26
Feb
10

Kingdom Representatives

Forty people who teach English in Chinese universities gathered for part of their Winter Break. Three guys from the U.S. traveled to spend a few days with them encouraging their work. While they are employed to help Chinese students learn to speak conversational English, they are called to be kingdom representatives.

These people range in age from 23 to 61. Some were recent college graduates and others are retirees. They all love the Chinese people. They all receive pay and housing from the universities where they teach. Each finds it challenging to spark spiritual conversations where freedom of religion and freedom of speech are not guaranteed rights. They are allowed to answer questions posed to them by students.

In some ways their situation is not foreign to that of professors in American universities. The school does not pay you to proselytize students. You are paid to teach your respective area of expertise. But as a believer, one must always represent King Jesus. Peter admonished first-century believers to, “Live such good lives among the pagans that, though they accuse you of doing wrong, they may see your good deeds and glorify God on the day he visits us….Always be prepared to give an answer to everyone who asks you to give the reason for the hope that you have. But do this with gentleness and respect, keeping a clear conscience, so that those who speak maliciously against your good behavior in Christ may be ashamed of their slander” (1 Peter 2:12; 3:15-16).

Coupling our actions and words is essential for Christian witness. Being men and women of integrity is crucial. Living in such a way that those around us see consistency between our profession and our lifestyle gains a hearing for the good news. Practicing what we preach testifies to the importance of obedience to God’s word.

It was an honor to encourage people who are being intentional in influencing others. To hear their stories of attempting to influence people for good was uplifting for me. One teacher divided his graduate students into groups of five. Their class assignment was to read and spend 20 minutes discussing the obituary of Milliard Fuller, the founder of Habitat for Humanity, in English. One student responded, “I am not a Christian, but I respect what this man did for others.” (If you would like, you can click on the following link and read about his life, too: ttp://www.habitat.org/how/millard_feb2009.aspx.)
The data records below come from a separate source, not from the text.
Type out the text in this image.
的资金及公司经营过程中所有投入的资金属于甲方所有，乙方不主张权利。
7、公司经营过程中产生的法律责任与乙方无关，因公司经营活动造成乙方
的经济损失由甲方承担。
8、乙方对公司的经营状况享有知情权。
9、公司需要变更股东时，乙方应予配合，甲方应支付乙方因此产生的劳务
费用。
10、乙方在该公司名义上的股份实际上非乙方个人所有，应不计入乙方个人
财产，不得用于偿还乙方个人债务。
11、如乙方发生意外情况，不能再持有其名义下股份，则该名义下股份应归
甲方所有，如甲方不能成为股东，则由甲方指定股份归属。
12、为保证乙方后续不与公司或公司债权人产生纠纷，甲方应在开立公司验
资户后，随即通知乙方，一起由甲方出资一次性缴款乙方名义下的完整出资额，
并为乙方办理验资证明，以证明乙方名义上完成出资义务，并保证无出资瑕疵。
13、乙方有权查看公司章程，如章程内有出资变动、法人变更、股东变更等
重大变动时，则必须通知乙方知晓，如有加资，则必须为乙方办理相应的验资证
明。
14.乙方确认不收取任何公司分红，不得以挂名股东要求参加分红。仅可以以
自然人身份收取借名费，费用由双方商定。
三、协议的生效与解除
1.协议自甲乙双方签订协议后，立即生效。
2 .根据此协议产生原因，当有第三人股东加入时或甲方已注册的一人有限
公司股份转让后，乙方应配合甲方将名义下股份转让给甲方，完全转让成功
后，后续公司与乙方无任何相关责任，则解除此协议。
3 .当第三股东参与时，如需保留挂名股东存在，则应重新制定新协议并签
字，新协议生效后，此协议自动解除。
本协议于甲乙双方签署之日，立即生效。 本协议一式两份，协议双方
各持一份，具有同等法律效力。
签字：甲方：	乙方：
Wherever we live, all believers are called to represent the kingdom of heaven. Each of us should find creative ways to dialogue with the people we work with on spiritual topics. As my friend, David Watson, says, “We need to be conspicuously spiritual without being obnoxiously religious.” Through our living we prove trustworthy to those we encounter. Some will be spiritually open and our lifestyle will attract them to us. In such a climate our desire to witness to God’s goodness will be welcomed.

When Jesus spoke of disciples being salt and light, he directed we impact our world. He was emphatic that lights are put on raised places so they give light to the whole room. “Let your light shine before men, that they may see your good deeds and praise your Father in heaven” (Matthew 5:16).